Journal of Physical Chemistry B, Vol.107, No.10, 2344-2353, 2003
Calculation of intermolecular interaction energies by direct numerical integration over electron densities. 2. An improved polarization model and the evaluation of dispersion and repulsion energies
A procedure to adapt electron densities of isolated molecules for the evaluation of intermolecular energies, first introduced in paper 1 (Gavezzotti, A. J. Phys. Chem. B 2002, 106, 4145) is here improved for polarization energy and extended to dispersion and repulsion terms.
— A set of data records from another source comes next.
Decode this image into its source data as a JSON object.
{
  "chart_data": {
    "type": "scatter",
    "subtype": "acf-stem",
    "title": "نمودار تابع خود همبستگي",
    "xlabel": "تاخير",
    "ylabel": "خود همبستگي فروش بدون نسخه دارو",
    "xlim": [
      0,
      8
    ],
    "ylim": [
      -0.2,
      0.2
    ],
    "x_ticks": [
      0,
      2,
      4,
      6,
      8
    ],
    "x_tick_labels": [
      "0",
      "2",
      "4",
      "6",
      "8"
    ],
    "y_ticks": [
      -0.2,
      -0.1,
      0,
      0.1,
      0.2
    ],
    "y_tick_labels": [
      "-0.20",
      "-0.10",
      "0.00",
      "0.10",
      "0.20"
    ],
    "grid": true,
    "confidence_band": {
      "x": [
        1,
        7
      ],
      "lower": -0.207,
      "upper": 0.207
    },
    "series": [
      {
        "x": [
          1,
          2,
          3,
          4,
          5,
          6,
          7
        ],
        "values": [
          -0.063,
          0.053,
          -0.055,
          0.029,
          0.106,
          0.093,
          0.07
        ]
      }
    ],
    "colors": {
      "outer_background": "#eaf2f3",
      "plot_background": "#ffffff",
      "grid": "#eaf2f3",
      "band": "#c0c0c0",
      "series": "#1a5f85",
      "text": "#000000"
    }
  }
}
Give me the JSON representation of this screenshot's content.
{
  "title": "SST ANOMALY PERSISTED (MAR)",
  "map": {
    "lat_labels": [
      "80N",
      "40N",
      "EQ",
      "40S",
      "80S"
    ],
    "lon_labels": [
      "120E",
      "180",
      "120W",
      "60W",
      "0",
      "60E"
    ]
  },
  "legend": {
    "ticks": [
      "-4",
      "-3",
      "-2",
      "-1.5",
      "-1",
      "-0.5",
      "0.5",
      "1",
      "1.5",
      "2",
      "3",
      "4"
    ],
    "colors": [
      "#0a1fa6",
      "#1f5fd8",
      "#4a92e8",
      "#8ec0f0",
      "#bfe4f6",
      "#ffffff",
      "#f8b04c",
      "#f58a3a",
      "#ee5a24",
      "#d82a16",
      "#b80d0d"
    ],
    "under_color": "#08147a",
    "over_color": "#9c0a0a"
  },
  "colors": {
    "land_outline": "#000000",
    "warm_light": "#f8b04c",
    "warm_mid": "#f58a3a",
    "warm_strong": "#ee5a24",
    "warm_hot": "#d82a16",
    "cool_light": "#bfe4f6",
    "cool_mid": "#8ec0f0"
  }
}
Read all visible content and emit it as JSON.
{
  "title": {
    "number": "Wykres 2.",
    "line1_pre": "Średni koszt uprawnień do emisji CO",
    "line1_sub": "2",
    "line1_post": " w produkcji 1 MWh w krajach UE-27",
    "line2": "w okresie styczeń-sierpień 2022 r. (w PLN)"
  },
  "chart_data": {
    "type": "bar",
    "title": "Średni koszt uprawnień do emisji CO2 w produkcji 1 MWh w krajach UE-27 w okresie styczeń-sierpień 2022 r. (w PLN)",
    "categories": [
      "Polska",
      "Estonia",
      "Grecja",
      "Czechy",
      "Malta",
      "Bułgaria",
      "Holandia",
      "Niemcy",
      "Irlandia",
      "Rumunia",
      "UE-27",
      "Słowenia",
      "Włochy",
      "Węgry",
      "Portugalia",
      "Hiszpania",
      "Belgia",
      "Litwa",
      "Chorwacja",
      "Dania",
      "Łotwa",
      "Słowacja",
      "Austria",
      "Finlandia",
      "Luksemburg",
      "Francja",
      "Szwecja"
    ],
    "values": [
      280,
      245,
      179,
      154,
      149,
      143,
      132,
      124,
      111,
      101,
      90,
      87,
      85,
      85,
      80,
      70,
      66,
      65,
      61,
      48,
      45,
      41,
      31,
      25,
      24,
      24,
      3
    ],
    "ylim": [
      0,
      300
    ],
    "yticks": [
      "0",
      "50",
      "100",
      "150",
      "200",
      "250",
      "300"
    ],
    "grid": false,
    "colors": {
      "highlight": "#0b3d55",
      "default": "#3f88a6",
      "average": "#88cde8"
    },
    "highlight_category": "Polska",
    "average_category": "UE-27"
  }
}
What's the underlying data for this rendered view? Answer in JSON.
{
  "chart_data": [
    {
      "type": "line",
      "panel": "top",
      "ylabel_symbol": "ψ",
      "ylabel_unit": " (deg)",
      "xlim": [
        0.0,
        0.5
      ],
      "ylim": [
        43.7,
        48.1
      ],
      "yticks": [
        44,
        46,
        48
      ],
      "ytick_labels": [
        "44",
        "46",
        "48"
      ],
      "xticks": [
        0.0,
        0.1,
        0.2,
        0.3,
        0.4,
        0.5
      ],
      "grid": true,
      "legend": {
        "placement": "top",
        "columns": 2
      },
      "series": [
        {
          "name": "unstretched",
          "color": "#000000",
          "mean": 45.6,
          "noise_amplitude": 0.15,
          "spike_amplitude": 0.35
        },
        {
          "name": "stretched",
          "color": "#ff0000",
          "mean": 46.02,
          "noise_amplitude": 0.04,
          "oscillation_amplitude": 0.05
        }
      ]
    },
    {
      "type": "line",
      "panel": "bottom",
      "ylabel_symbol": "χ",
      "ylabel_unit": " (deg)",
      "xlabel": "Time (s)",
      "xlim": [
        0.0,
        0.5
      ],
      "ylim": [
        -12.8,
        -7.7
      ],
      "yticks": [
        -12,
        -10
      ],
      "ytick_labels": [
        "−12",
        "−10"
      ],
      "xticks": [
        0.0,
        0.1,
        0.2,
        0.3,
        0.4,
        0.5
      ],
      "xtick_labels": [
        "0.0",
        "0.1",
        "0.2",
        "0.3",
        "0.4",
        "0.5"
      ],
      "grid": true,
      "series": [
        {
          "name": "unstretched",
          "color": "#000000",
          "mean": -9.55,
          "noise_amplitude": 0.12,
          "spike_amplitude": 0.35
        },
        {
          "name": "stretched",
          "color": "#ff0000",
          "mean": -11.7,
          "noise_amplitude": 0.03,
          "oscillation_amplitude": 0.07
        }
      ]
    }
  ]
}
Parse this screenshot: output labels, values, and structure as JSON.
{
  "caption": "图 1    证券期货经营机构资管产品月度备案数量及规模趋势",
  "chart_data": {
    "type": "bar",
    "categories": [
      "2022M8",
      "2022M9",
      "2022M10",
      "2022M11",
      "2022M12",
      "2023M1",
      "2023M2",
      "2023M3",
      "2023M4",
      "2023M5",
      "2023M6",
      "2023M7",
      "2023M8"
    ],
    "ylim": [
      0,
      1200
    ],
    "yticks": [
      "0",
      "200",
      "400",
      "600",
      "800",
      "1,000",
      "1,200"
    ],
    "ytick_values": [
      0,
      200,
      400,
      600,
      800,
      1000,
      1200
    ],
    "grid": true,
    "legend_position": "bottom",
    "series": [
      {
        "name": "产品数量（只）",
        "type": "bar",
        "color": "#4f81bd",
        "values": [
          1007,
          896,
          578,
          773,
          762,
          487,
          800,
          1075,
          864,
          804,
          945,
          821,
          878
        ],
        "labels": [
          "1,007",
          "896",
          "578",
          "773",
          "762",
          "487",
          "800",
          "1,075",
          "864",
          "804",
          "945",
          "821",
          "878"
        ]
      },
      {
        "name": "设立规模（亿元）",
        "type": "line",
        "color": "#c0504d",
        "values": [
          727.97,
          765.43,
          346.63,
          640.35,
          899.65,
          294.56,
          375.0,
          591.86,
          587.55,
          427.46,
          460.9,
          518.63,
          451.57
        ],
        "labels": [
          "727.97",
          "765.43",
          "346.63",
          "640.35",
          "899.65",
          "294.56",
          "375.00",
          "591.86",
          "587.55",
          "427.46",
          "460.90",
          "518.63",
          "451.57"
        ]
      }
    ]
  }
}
Dispersion is evaluated from atomic polarizabilities distributed over the electron density, using an average ionization potential taken as the energy of the highest occupied molecular orbital, in a London-type inverse sixth-power formulation. Repulsion is evaluated from the overlap between electron densities. The method, called semiclassical density sums (SCDS), requires only four disposable numerical parameters and allows a complete evaluation of intermolecular interaction energies for a rather wide range of molecular systems. Calculations on molecular dimers, in comparison with results obtained by high-level quantum chemical methods, show that SCDS energies are quite reliable, at a fraction of the computational cost. The sublimation energies of many organic crystals are well reproduced by the corresponding calculated lattice energies, which include significant polarization contributions. The method allows a partitioning of intermolecular interactions over molecular pairs in crystals; this in turn allows for the first time a quantitative assessment of the relative importance of Coulombic, repulsion, and dispersion energies in the interaction between atom groups and in crystal packing in general, often contradicting some current views based on intuitive or even semiquantitative electrostatic models that do not include penetration terms.